If so, the next thing to consider is your approach – place your money in individual bonds or select a managed fund?
Bonds tend to be issued by governments, companies or public bodies, and it is possible for an individual to invest in bonds directly. However, there are various things to consider, which we will come to later.
If you choose a bond fund, you’re investing in a professionally-managed portfolio of bonds that are selected on your behalf. Bond fund managers don’t usually hold the bonds until maturity, instead they trade them to make money for their investors..
Knowing what to buy and when
If you invest in bonds directly, you are wholly responsible for researching the risks facing the issuer of the bond, which can be very time-consuming. You will also need to decide when the best time to invest is, and then monitor the bond’s performance.
In the case of government bonds – both foreign and domestic – that means keeping an eye on the health of different economies, and the path of interest rates. For a corporate bond, you need to be aware of the company’s balance sheet and its credit rating, among other factors.
There’s also the question of whether to hold your bond until it matures or sell it in the secondary market.
If you do choose to sell it, you’ll need a good grasp of some basic tenets of bond investing, such as duration (the effect of interest-rate changes on a bond) and yield curves. For example, if you chose to sell a bond when it is trading at a discount to its face value, you’d realise a loss.
Managing the risks
Concentration risk is another consideration. Let’s assume you dedicate all your portfolio’s fixed income allocation to two or three individual bonds. If one of these issuers defaulted on their debt obligations, the performance impact on your portfolio could be severe.
To reduce the likelihood of this outcome, you’d need to spread risk by investing in a wide range of bonds. That means dedicating more time to researching the individual bonds and their respective market environments.
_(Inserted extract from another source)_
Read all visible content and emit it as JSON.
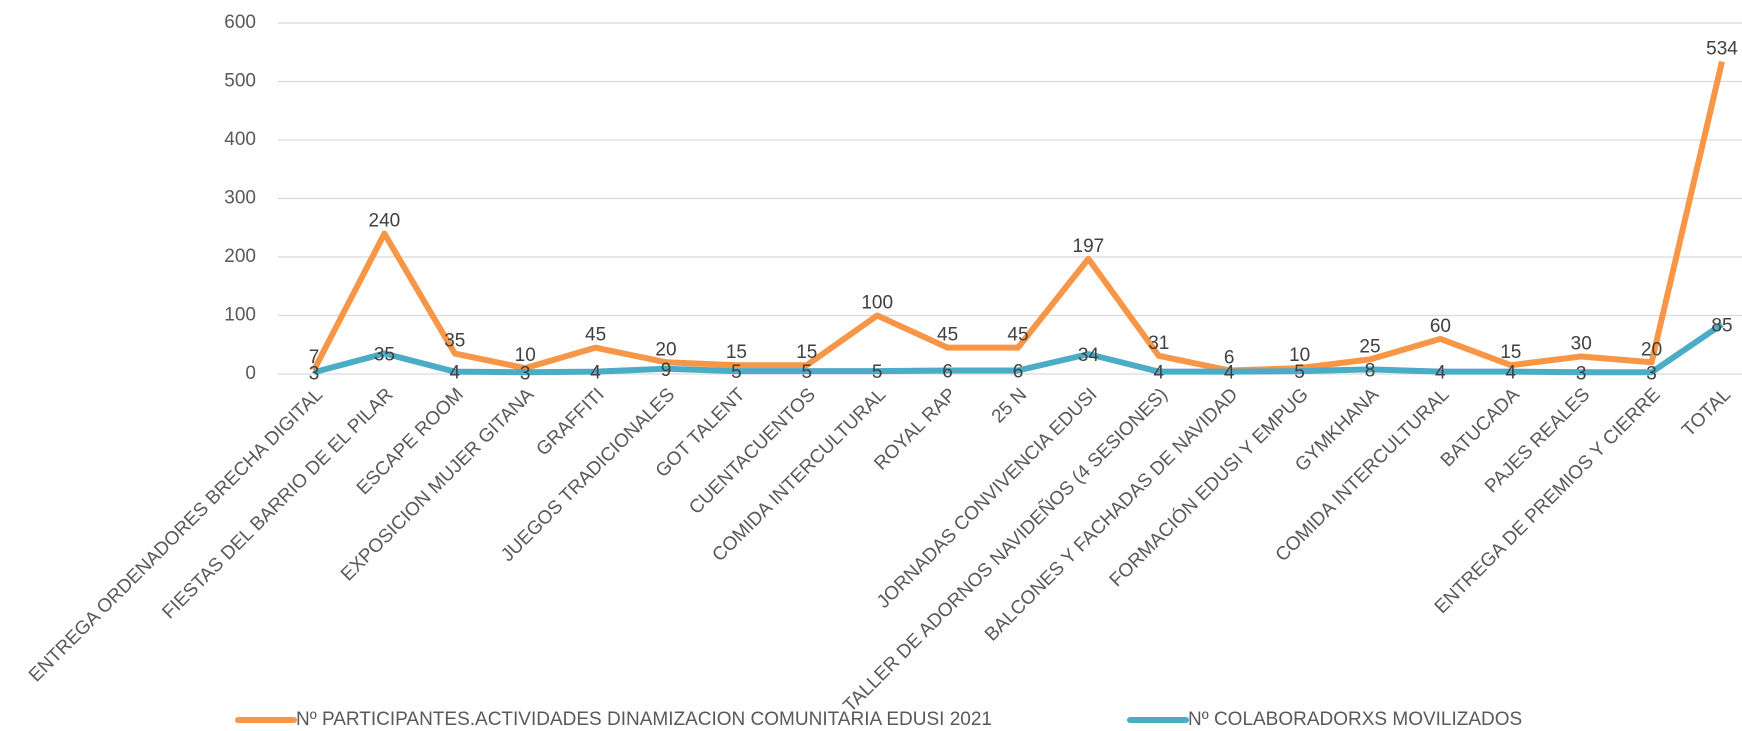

And then there is the issue of access.
Bonds are bought in two ways – in the primary market, directly from the issuer, or in the secondary market. Large, listed companies tend to issue bonds to professional investors, who commit to buying a significant amount of this debt.
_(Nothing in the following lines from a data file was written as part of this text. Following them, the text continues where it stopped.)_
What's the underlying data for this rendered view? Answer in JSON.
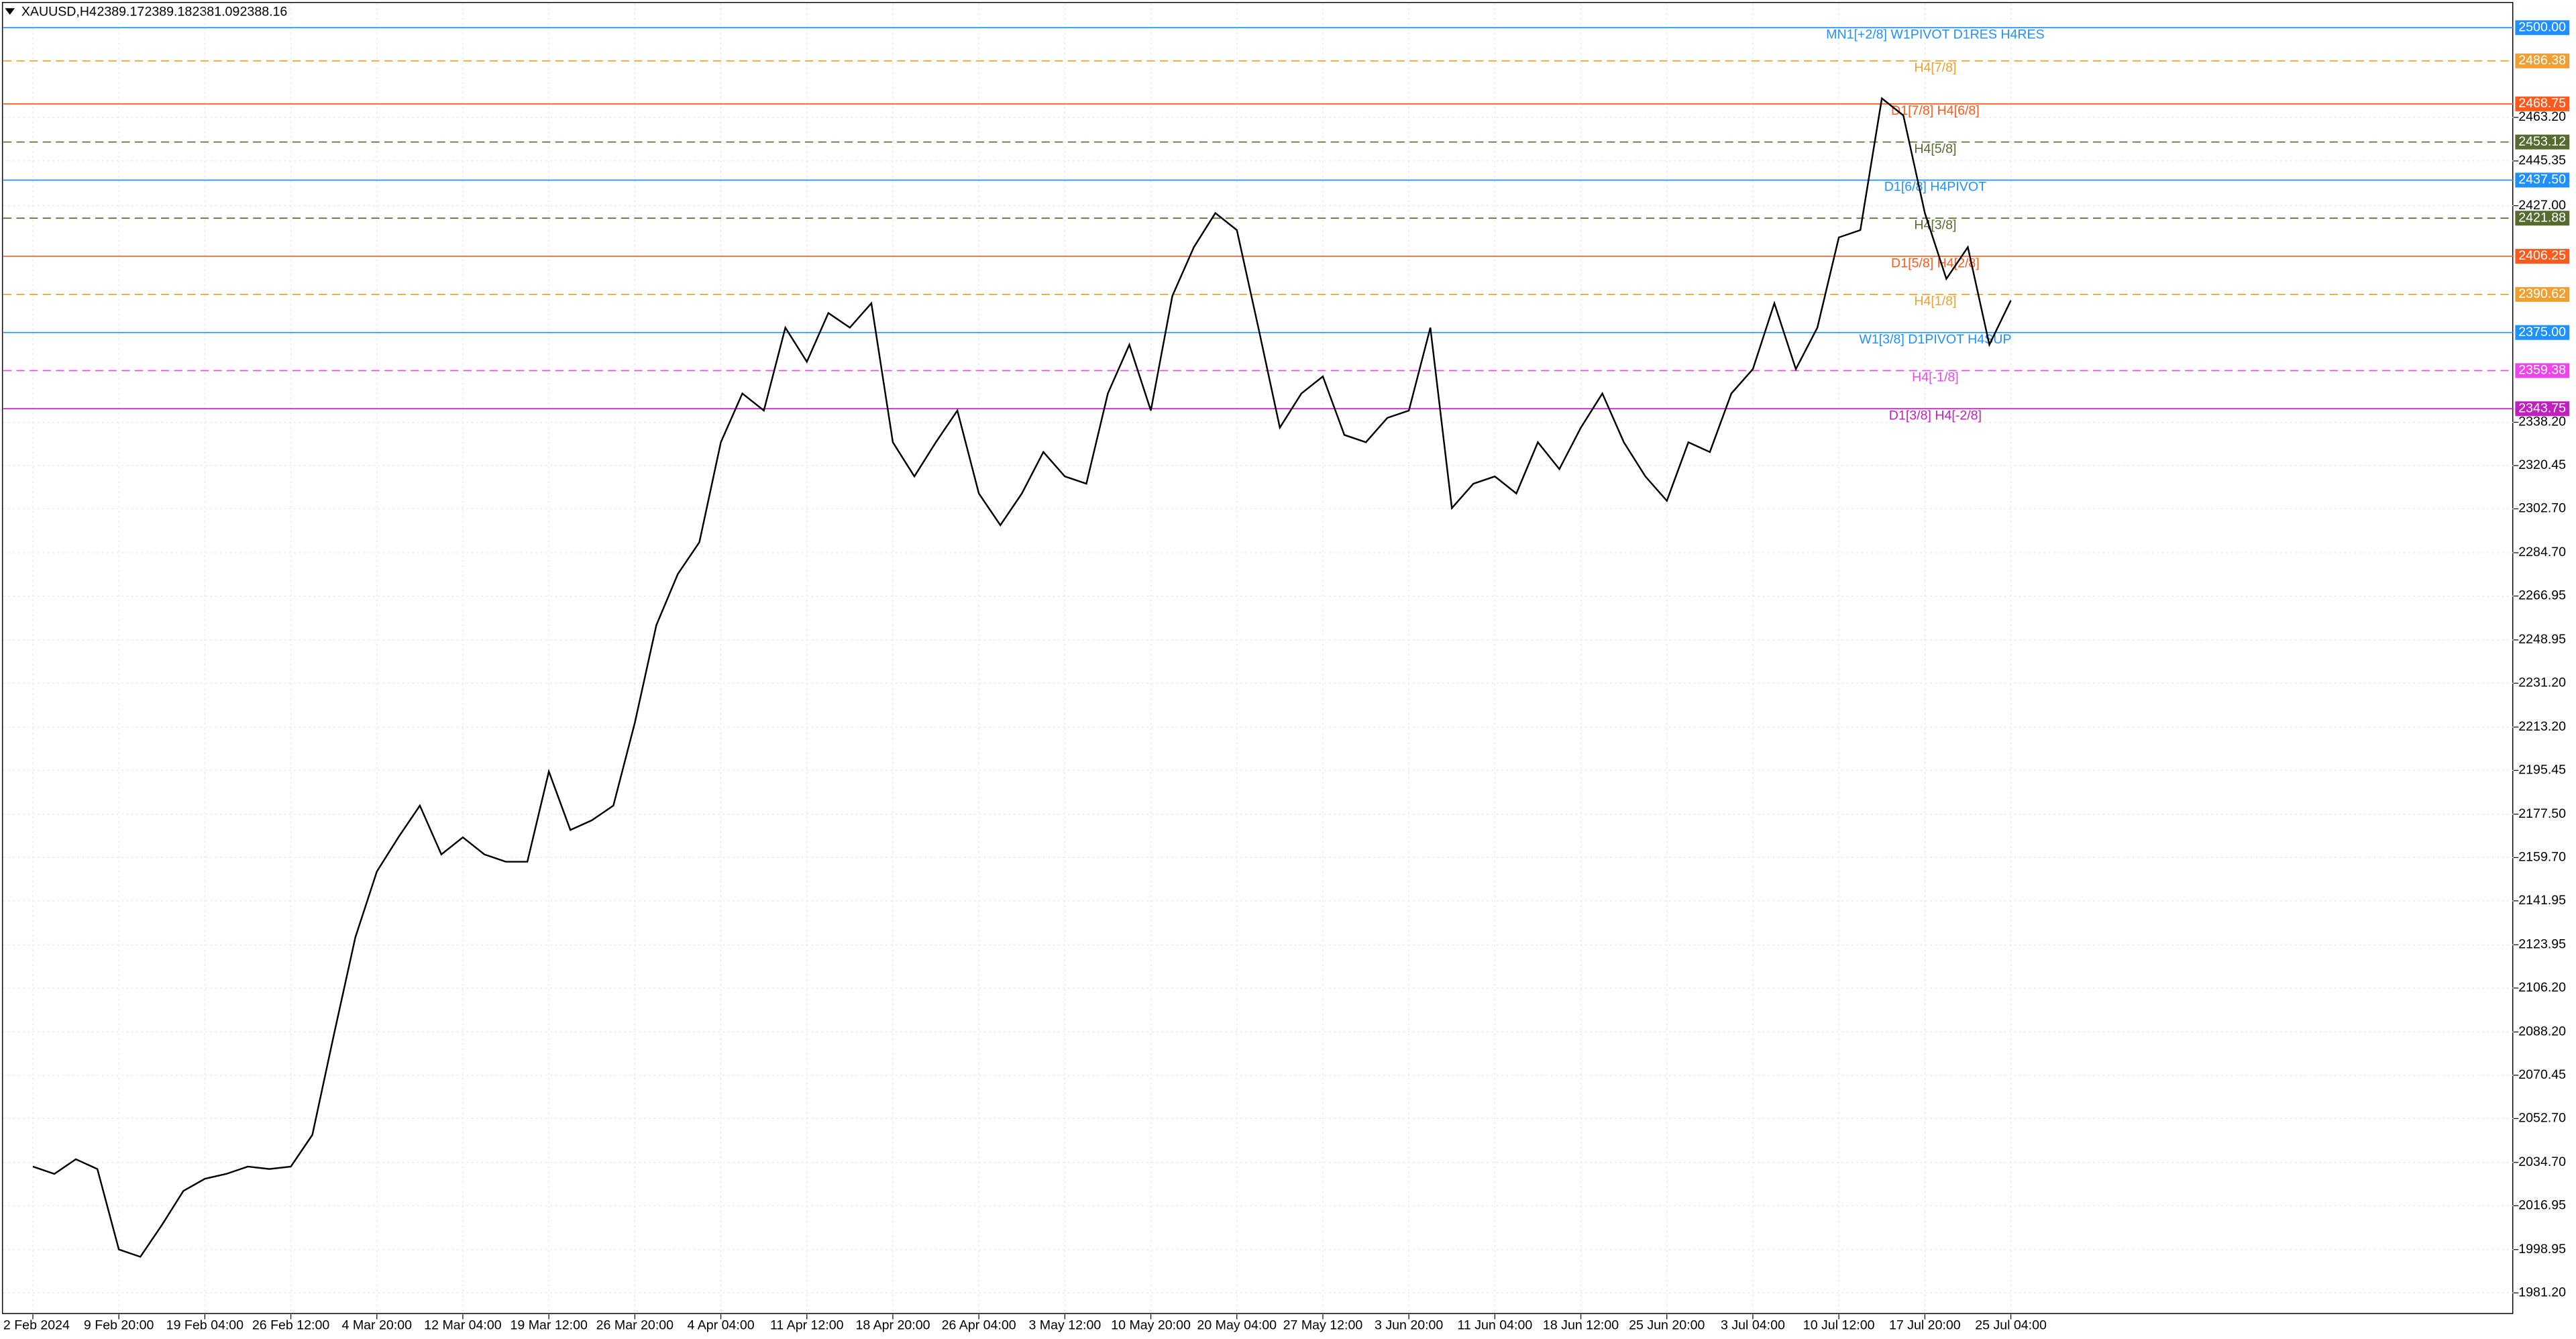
{
  "chart_data": {
    "type": "line",
    "symbol": "XAUUSD,H4",
    "ohlc": [
      2389.17,
      2389.18,
      2381.09,
      2388.16
    ],
    "color": "#000000",
    "categories": [
      "2 Feb 2024",
      null,
      null,
      null,
      "9 Feb 20:00",
      null,
      null,
      null,
      "19 Feb 04:00",
      null,
      null,
      null,
      "26 Feb 12:00",
      null,
      null,
      null,
      "4 Mar 20:00",
      null,
      null,
      null,
      "12 Mar 04:00",
      null,
      null,
      null,
      "19 Mar 12:00",
      null,
      null,
      null,
      "26 Mar 20:00",
      null,
      null,
      null,
      "4 Apr 04:00",
      null,
      null,
      null,
      "11 Apr 12:00",
      null,
      null,
      null,
      "18 Apr 20:00",
      null,
      null,
      null,
      "26 Apr 04:00",
      null,
      null,
      null,
      "3 May 12:00",
      null,
      null,
      null,
      "10 May 20:00",
      null,
      null,
      null,
      "20 May 04:00",
      null,
      null,
      null,
      "27 May 12:00",
      null,
      null,
      null,
      "3 Jun 20:00",
      null,
      null,
      null,
      "11 Jun 04:00",
      null,
      null,
      null,
      "18 Jun 12:00",
      null,
      null,
      null,
      "25 Jun 20:00",
      null,
      null,
      null,
      "3 Jul 04:00",
      null,
      null,
      null,
      "10 Jul 12:00",
      null,
      null,
      null,
      "17 Jul 20:00",
      null,
      null,
      null,
      "25 Jul 04:00"
    ],
    "values": [
      2033,
      2030,
      2036,
      2032,
      1999,
      1996,
      2009,
      2023,
      2028,
      2030,
      2033,
      2032,
      2033,
      2046,
      2087,
      2127,
      2154,
      2168,
      2181,
      2161,
      2168,
      2161,
      2158,
      2158,
      2195,
      2171,
      2175,
      2181,
      2215,
      2255,
      2276,
      2289,
      2330,
      2350,
      2343,
      2377,
      2363,
      2383,
      2377,
      2387,
      2330,
      2316,
      2330,
      2343,
      2309,
      2296,
      2309,
      2326,
      2316,
      2313,
      2350,
      2370,
      2343,
      2390,
      2410,
      2424,
      2417,
      2377,
      2336,
      2350,
      2357,
      2333,
      2330,
      2340,
      2343,
      2377,
      2303,
      2313,
      2316,
      2309,
      2330,
      2319,
      2336,
      2350,
      2330,
      2316,
      2306,
      2330,
      2326,
      2350,
      2360,
      2387,
      2360,
      2377,
      2414,
      2417,
      2471,
      2464,
      2424,
      2397,
      2410,
      2370,
      2388.16
    ],
    "ylim": [
      1972.4,
      2510
    ],
    "yticks": [
      {
        "value": 2463.2,
        "label": "2463.20"
      },
      {
        "value": 2445.35,
        "label": "2445.35"
      },
      {
        "value": 2427,
        "label": "2427.00"
      },
      {
        "value": 2338.2,
        "label": "2338.20"
      },
      {
        "value": 2320.45,
        "label": "2320.45"
      },
      {
        "value": 2302.7,
        "label": "2302.70"
      },
      {
        "value": 2284.7,
        "label": "2284.70"
      },
      {
        "value": 2266.95,
        "label": "2266.95"
      },
      {
        "value": 2248.95,
        "label": "2248.95"
      },
      {
        "value": 2231.2,
        "label": "2231.20"
      },
      {
        "value": 2213.2,
        "label": "2213.20"
      },
      {
        "value": 2195.45,
        "label": "2195.45"
      },
      {
        "value": 2177.5,
        "label": "2177.50"
      },
      {
        "value": 2159.7,
        "label": "2159.70"
      },
      {
        "value": 2141.95,
        "label": "2141.95"
      },
      {
        "value": 2123.95,
        "label": "2123.95"
      },
      {
        "value": 2106.2,
        "label": "2106.20"
      },
      {
        "value": 2088.2,
        "label": "2088.20"
      },
      {
        "value": 2070.45,
        "label": "2070.45"
      },
      {
        "value": 2052.7,
        "label": "2052.70"
      },
      {
        "value": 2034.7,
        "label": "2034.70"
      },
      {
        "value": 2016.95,
        "label": "2016.95"
      },
      {
        "value": 1998.95,
        "label": "1998.95"
      },
      {
        "value": 1981.2,
        "label": "1981.20"
      }
    ],
    "grid": true,
    "levels": {
      "values": [
        2500,
        2486.38,
        2468.75,
        2453.12,
        2437.5,
        2421.88,
        2406.25,
        2390.62,
        2375,
        2359.38,
        2343.75
      ],
      "value_labels": [
        "2500.00",
        "2486.38",
        "2468.75",
        "2453.12",
        "2437.50",
        "2421.88",
        "2406.25",
        "2390.62",
        "2375.00",
        "2359.38",
        "2343.75"
      ],
      "names": [
        "MN1[+2/8] W1PIVOT D1RES H4RES",
        "H4[7/8]",
        "D1[7/8] H4[6/8]",
        "H4[5/8]",
        "D1[6/8] H4PIVOT",
        "H4[3/8]",
        "D1[5/8] H4[2/8]",
        "H4[1/8]",
        "W1[3/8] D1PIVOT H4SUP",
        "H4[-1/8]",
        "D1[3/8] H4[-2/8]"
      ],
      "colors": [
        "#1e90ff",
        "#f0a030",
        "#ff5a1e",
        "#556b2f",
        "#1e90ff",
        "#556b2f",
        "#ff5a1e",
        "#f0a030",
        "#1e90ff",
        "#ee44ee",
        "#c020c0"
      ],
      "dashed": [
        false,
        true,
        false,
        true,
        false,
        true,
        false,
        true,
        false,
        true,
        false
      ]
    }
  }
}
This isn’t ideal for individual investors, who perhaps have less capital to invest. To buy bonds in both markets, it’s usually necessary to engage the services of a broker, which is another cost to consider.
The benefits of a bond fund
Issued by financial institutions or companies to fund their operations.
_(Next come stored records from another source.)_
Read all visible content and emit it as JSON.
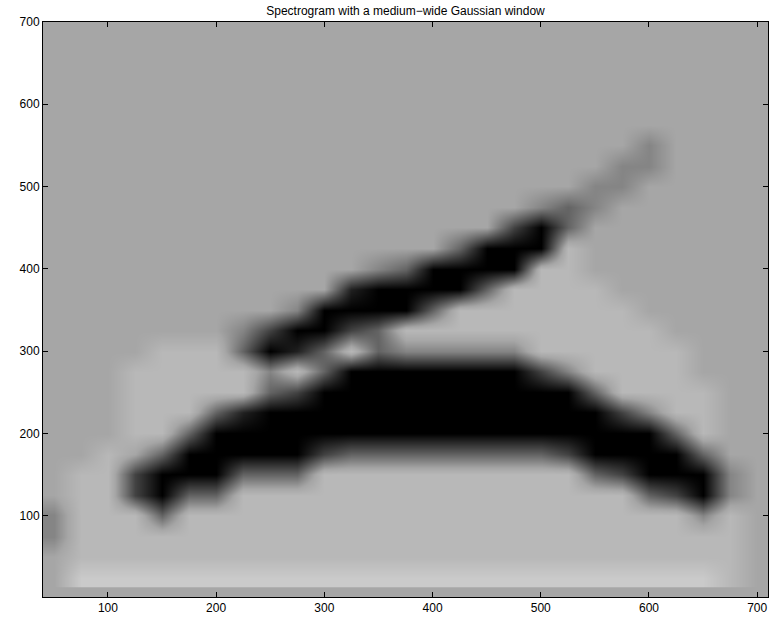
{
  "chart_data": {
    "type": "heatmap",
    "title": "Spectrogram with a medium−wide Gaussian window",
    "xlim": [
      40,
      710
    ],
    "ylim": [
      1,
      700
    ],
    "xticks": [
      100,
      200,
      300,
      400,
      500,
      600,
      700
    ],
    "yticks": [
      100,
      200,
      300,
      400,
      500,
      600,
      700
    ],
    "zlim": [
      0,
      10
    ],
    "x": [
      50,
      75,
      100,
      125,
      150,
      175,
      200,
      225,
      250,
      275,
      300,
      325,
      350,
      375,
      400,
      425,
      450,
      475,
      500,
      525,
      550,
      575,
      600,
      625,
      650,
      675,
      700
    ],
    "y": [
      25,
      50,
      75,
      100,
      125,
      150,
      175,
      200,
      225,
      250,
      275,
      300,
      325,
      350,
      375,
      400,
      425,
      450,
      475,
      500,
      525,
      550,
      575,
      600,
      625,
      650,
      675
    ],
    "z": [
      [
        5,
        3,
        3,
        3,
        3,
        3,
        3,
        3,
        3,
        3,
        3,
        3,
        3,
        3,
        3,
        3,
        3,
        3,
        3,
        3,
        3,
        3,
        3,
        3,
        3,
        4,
        5
      ],
      [
        5,
        4,
        4,
        4,
        4,
        4,
        4,
        4,
        4,
        4,
        4,
        4,
        4,
        4,
        4,
        4,
        4,
        4,
        4,
        4,
        4,
        4,
        4,
        4,
        4,
        4,
        5
      ],
      [
        6,
        4,
        4,
        4,
        4,
        4,
        4,
        4,
        4,
        4,
        4,
        4,
        4,
        4,
        4,
        4,
        4,
        4,
        4,
        4,
        4,
        4,
        4,
        4,
        4,
        4,
        5
      ],
      [
        6,
        4,
        4,
        4,
        7,
        4,
        4,
        4,
        4,
        4,
        4,
        4,
        4,
        4,
        4,
        4,
        4,
        4,
        4,
        4,
        4,
        4,
        4,
        4,
        6,
        4,
        5
      ],
      [
        5,
        4,
        4,
        8,
        10,
        7,
        7,
        4,
        4,
        4,
        4,
        4,
        4,
        4,
        4,
        4,
        4,
        4,
        4,
        4,
        4,
        4,
        7,
        8,
        10,
        6,
        5
      ],
      [
        5,
        4,
        4,
        8,
        10,
        10,
        10,
        7,
        7,
        7,
        4,
        4,
        4,
        4,
        4,
        4,
        4,
        4,
        4,
        4,
        7,
        8,
        10,
        10,
        10,
        6,
        5
      ],
      [
        5,
        5,
        4,
        5,
        7,
        10,
        10,
        10,
        10,
        10,
        8,
        7,
        7,
        7,
        7,
        7,
        7,
        7,
        7,
        8,
        10,
        10,
        10,
        10,
        7,
        5,
        5
      ],
      [
        5,
        5,
        5,
        4,
        4,
        7,
        10,
        10,
        10,
        10,
        10,
        10,
        10,
        10,
        10,
        10,
        10,
        10,
        10,
        10,
        10,
        10,
        10,
        7,
        4,
        5,
        5
      ],
      [
        5,
        5,
        5,
        4,
        4,
        4,
        7,
        9,
        10,
        10,
        10,
        10,
        10,
        10,
        10,
        10,
        10,
        10,
        10,
        10,
        10,
        8,
        6,
        4,
        4,
        5,
        5
      ],
      [
        5,
        5,
        5,
        4,
        4,
        4,
        4,
        4,
        7,
        8,
        10,
        10,
        10,
        10,
        10,
        10,
        10,
        10,
        10,
        10,
        7,
        4,
        4,
        4,
        4,
        5,
        5
      ],
      [
        5,
        5,
        5,
        4,
        4,
        4,
        4,
        4,
        6,
        4,
        7,
        10,
        10,
        10,
        10,
        10,
        10,
        10,
        8,
        6,
        4,
        4,
        4,
        4,
        5,
        5,
        5
      ],
      [
        5,
        5,
        5,
        5,
        4,
        4,
        4,
        7,
        10,
        9,
        7,
        4,
        7,
        6,
        6,
        6,
        6,
        6,
        4,
        4,
        4,
        4,
        4,
        4,
        5,
        5,
        5
      ],
      [
        5,
        5,
        5,
        5,
        5,
        5,
        5,
        6,
        8,
        10,
        10,
        8,
        7,
        4,
        4,
        4,
        4,
        4,
        4,
        4,
        4,
        4,
        4,
        5,
        5,
        5,
        5
      ],
      [
        5,
        5,
        5,
        5,
        5,
        5,
        5,
        5,
        5,
        6,
        10,
        10,
        10,
        10,
        7,
        4,
        4,
        4,
        4,
        4,
        4,
        4,
        5,
        5,
        5,
        5,
        5
      ],
      [
        5,
        5,
        5,
        5,
        5,
        5,
        5,
        5,
        5,
        5,
        5,
        9,
        10,
        10,
        10,
        10,
        7,
        4,
        4,
        4,
        4,
        5,
        5,
        5,
        5,
        5,
        5
      ],
      [
        5,
        5,
        5,
        5,
        5,
        5,
        5,
        5,
        5,
        5,
        5,
        5,
        6,
        7,
        10,
        10,
        10,
        10,
        4,
        4,
        5,
        5,
        5,
        5,
        5,
        5,
        5
      ],
      [
        5,
        5,
        5,
        5,
        5,
        5,
        5,
        5,
        5,
        5,
        5,
        5,
        5,
        5,
        5,
        7,
        10,
        10,
        10,
        4,
        5,
        5,
        5,
        5,
        5,
        5,
        5
      ],
      [
        5,
        5,
        5,
        5,
        5,
        5,
        5,
        5,
        5,
        5,
        5,
        5,
        5,
        5,
        5,
        5,
        5,
        8,
        10,
        7,
        5,
        5,
        5,
        5,
        5,
        5,
        5
      ],
      [
        5,
        5,
        5,
        5,
        5,
        5,
        5,
        5,
        5,
        5,
        5,
        5,
        5,
        5,
        5,
        5,
        5,
        5,
        6,
        7,
        6,
        5,
        5,
        5,
        5,
        5,
        5
      ],
      [
        5,
        5,
        5,
        5,
        5,
        5,
        5,
        5,
        5,
        5,
        5,
        5,
        5,
        5,
        5,
        5,
        5,
        5,
        5,
        5,
        6,
        6,
        5,
        5,
        5,
        5,
        5
      ],
      [
        5,
        5,
        5,
        5,
        5,
        5,
        5,
        5,
        5,
        5,
        5,
        5,
        5,
        5,
        5,
        5,
        5,
        5,
        5,
        5,
        5,
        6,
        6,
        5,
        5,
        5,
        5
      ],
      [
        5,
        5,
        5,
        5,
        5,
        5,
        5,
        5,
        5,
        5,
        5,
        5,
        5,
        5,
        5,
        5,
        5,
        5,
        5,
        5,
        5,
        5,
        6,
        5,
        5,
        5,
        5
      ],
      [
        5,
        5,
        5,
        5,
        5,
        5,
        5,
        5,
        5,
        5,
        5,
        5,
        5,
        5,
        5,
        5,
        5,
        5,
        5,
        5,
        5,
        5,
        5,
        5,
        5,
        5,
        5
      ],
      [
        5,
        5,
        5,
        5,
        5,
        5,
        5,
        5,
        5,
        5,
        5,
        5,
        5,
        5,
        5,
        5,
        5,
        5,
        5,
        5,
        5,
        5,
        5,
        5,
        5,
        5,
        5
      ],
      [
        5,
        5,
        5,
        5,
        5,
        5,
        5,
        5,
        5,
        5,
        5,
        5,
        5,
        5,
        5,
        5,
        5,
        5,
        5,
        5,
        5,
        5,
        5,
        5,
        5,
        5,
        5
      ],
      [
        5,
        5,
        5,
        5,
        5,
        5,
        5,
        5,
        5,
        5,
        5,
        5,
        5,
        5,
        5,
        5,
        5,
        5,
        5,
        5,
        5,
        5,
        5,
        5,
        5,
        5,
        5
      ],
      [
        5,
        5,
        5,
        5,
        5,
        5,
        5,
        5,
        5,
        5,
        5,
        5,
        5,
        5,
        5,
        5,
        5,
        5,
        5,
        5,
        5,
        5,
        5,
        5,
        5,
        5,
        5
      ]
    ]
  }
}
Investing in bonds via a managed fund offers a range of benefits:
Few individual investors have the required skill to analyse bonds or the time to monitor news and developments that can drive their performance. Investing in a managed bond fund gives you access to bonds that have been thoroughly researched, all in just one transaction.
2. Professional management
Managed bonds funds are generally run by experienced portfolio managers, often with the support of dedicated teams of analysts and experts in specific markets or industry sectors. These teams undertake detailed research, thoroughly analysing the risks and opportunities of each bond to determine which they believe are most likely to perform over time.
3. Less admin
Managing bonds directly can be time-consuming and can involve a fair amount of administration. Every transaction produces a statement, so multiple investments can generate a large amount of paperwork. With a managed bond fund, you have one unit price so it’s much easier to track the value of your investment.
For less experienced investors, these can be big attractions.
What about income?
When choosing individual holdings or selecting the best bond funds to invest in, another factor to consider is income.
An individual bond generally pays a fixed income every six months. However, in a managed fund (depending on the manager), there is usually the option to arrange more regular income payments, in the form of ‘distributions’ from the fund.